Odd Is on Our Side
- Author: Fred Van Lente, Dean Koontz
- Illustrator: Queenie Chan
- Language: English
- Genre: Thriller, Mystery
- Publisher: Del Rey Books
- Publication date: October 2010
- Publication place: United States
- Media type: Manga
- ISBN: 978-0-345-51560-5
- Preceded by: In Odd We Trust
- Followed by: House of Odd

= Odd Is on Our Side =

2010 graphic novel written by Fred Van Lente and Dean Koontz

Odd Is on Our Side is the second graphic novel featuring Dean Koontz's character Odd Thomas. It was released in October 2010. It is written by Fred Van Lente and Koontz, with illustrations by Queenie Chan in a manga style.

==Plot summary==

It is Halloween in Pico Mundo, California, and there is a whiff of something wicked in the autumn air. While the town prepares for its annual festivities, young fry cook Odd Thomas cannot shake the feeling that make-believe goblins and ghouls are not the only things on the prowl. And he should know, since he can see what others cannot: the spirits of the restless dead. But even his frequent visitor, the specter of Elvis Presley, cannot seem to point Odd in the right direction.
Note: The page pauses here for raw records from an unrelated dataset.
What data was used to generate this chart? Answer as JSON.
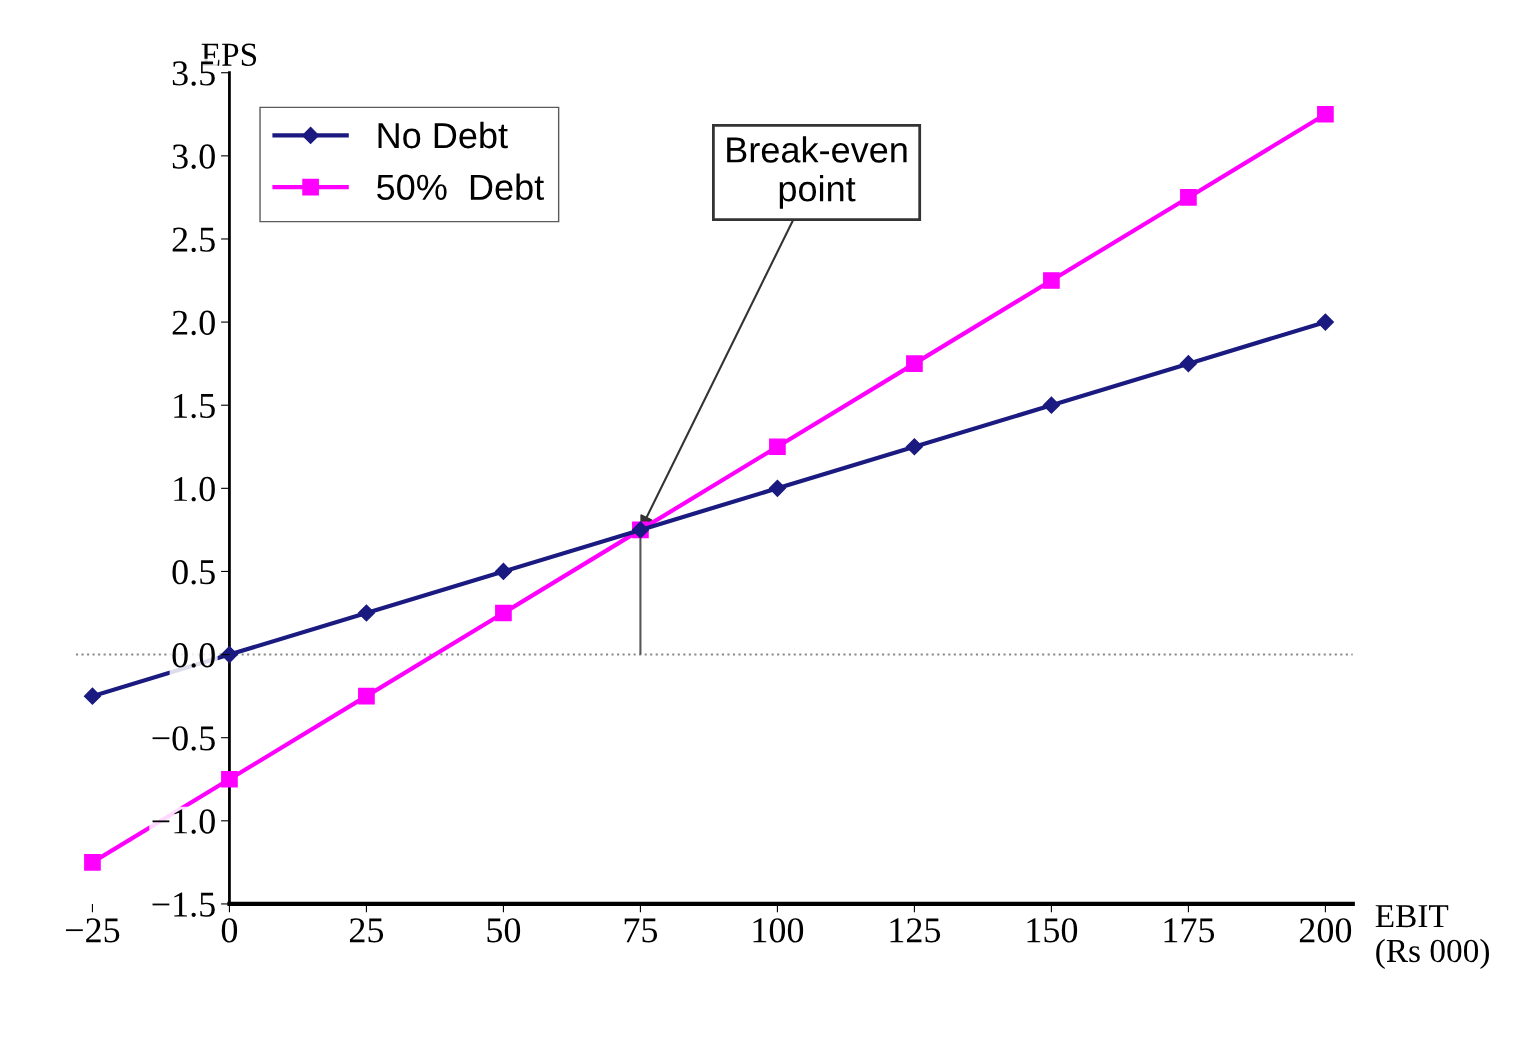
{
  "chart_data": {
    "type": "line",
    "xlabel": "EBIT\n(Rs 000)",
    "ylabel": "EPS",
    "x": [
      -25,
      0,
      25,
      50,
      75,
      100,
      125,
      150,
      175,
      200
    ],
    "series": [
      {
        "name": "No Debt",
        "color": "#1a1a80",
        "marker": "diamond",
        "values": [
          -0.25,
          0,
          0.25,
          0.5,
          0.75,
          1.0,
          1.25,
          1.5,
          1.75,
          2.0
        ]
      },
      {
        "name": "50%  Debt",
        "color": "#ff00ff",
        "marker": "square",
        "values": [
          -1.25,
          -0.75,
          -0.25,
          0.25,
          0.75,
          1.25,
          1.75,
          2.25,
          2.75,
          3.25
        ]
      }
    ],
    "xlim": [
      -28,
      205
    ],
    "xticks": [
      {
        "value": -25,
        "label": "−25"
      },
      0,
      25,
      50,
      75,
      100,
      125,
      150,
      175,
      200
    ],
    "ylim": [
      -1.5,
      3.5
    ],
    "yticks": [
      {
        "value": -1.5,
        "label": "−1.5"
      },
      {
        "value": -1.0,
        "label": "−1.0"
      },
      {
        "value": -0.5,
        "label": "−0.5"
      },
      {
        "value": 0,
        "label": "0.0"
      },
      0.5,
      {
        "value": 1.0,
        "label": "1.0"
      },
      1.5,
      {
        "value": 2.0,
        "label": "2.0"
      },
      2.5,
      {
        "value": 3.0,
        "label": "3.0"
      },
      3.5
    ],
    "ref_lines": [
      {
        "axis": "y",
        "value": 0,
        "line_style": "dotted",
        "color": "#888888"
      },
      {
        "axis": "x",
        "value": 75,
        "color": "#555555"
      }
    ],
    "annotations": [
      {
        "text": "Break-even\npoint",
        "x": 75,
        "y": 0.75
      }
    ],
    "legend": "top left",
    "grid": false,
    "line_style": "solid"
  }
}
With the help of his gun-toting girlfriend, Stormy, Odd is out to uncover the terrible truth. Is something sinister afoot in the remote barn guarded by devilish masked men? Has All Hallows Eve mischief taken a malevolent turn? Or is the pleading ghost of a trick-or-treater a frightening omen of doom?

==Characters==

===Odd Thomas===
Odd Thomas is the protagonist of the Odd Thomas series. He is a short-order cook at the Pico Mundo grill, who has the ability to see the lingering dead. He uses this ability to try to bring peace to the ghosts he encounters, so that they can move on to the next life. Traumatic childhood experiences left him extremely uncomfortable with guns, so he relies on his resourcefulness to escape the sometimes hostile situations in which he finds himself.

===Stormy Llewellyn===
Stormy Llewellyn is Odd's girlfriend and soulmate. She grew up in an orphanage, except for a six-month stint in which she was adopted by a family, only to be sexually abused. Stormy intends to marry Odd, but she is waiting until she overcomes her traumatic past. She does not share Odd's fear of guns, and carries a pistol with which she provides backup for Odd on his adventures.

===Chief Wyatt Porter===
Wyatt Porter is the Chief of Police in Pico Mundo, and serves as a father figure to Odd. He is one of the few people who are aware of Odd's abilities, and has sometimes been able to catch elusive criminals with Odd's paranormal help.

==Anachronisms==
This graphic novel contradicts events in future novels, such as mentioning a Nintendo Wii, released four years after the first novel and Stormy's death.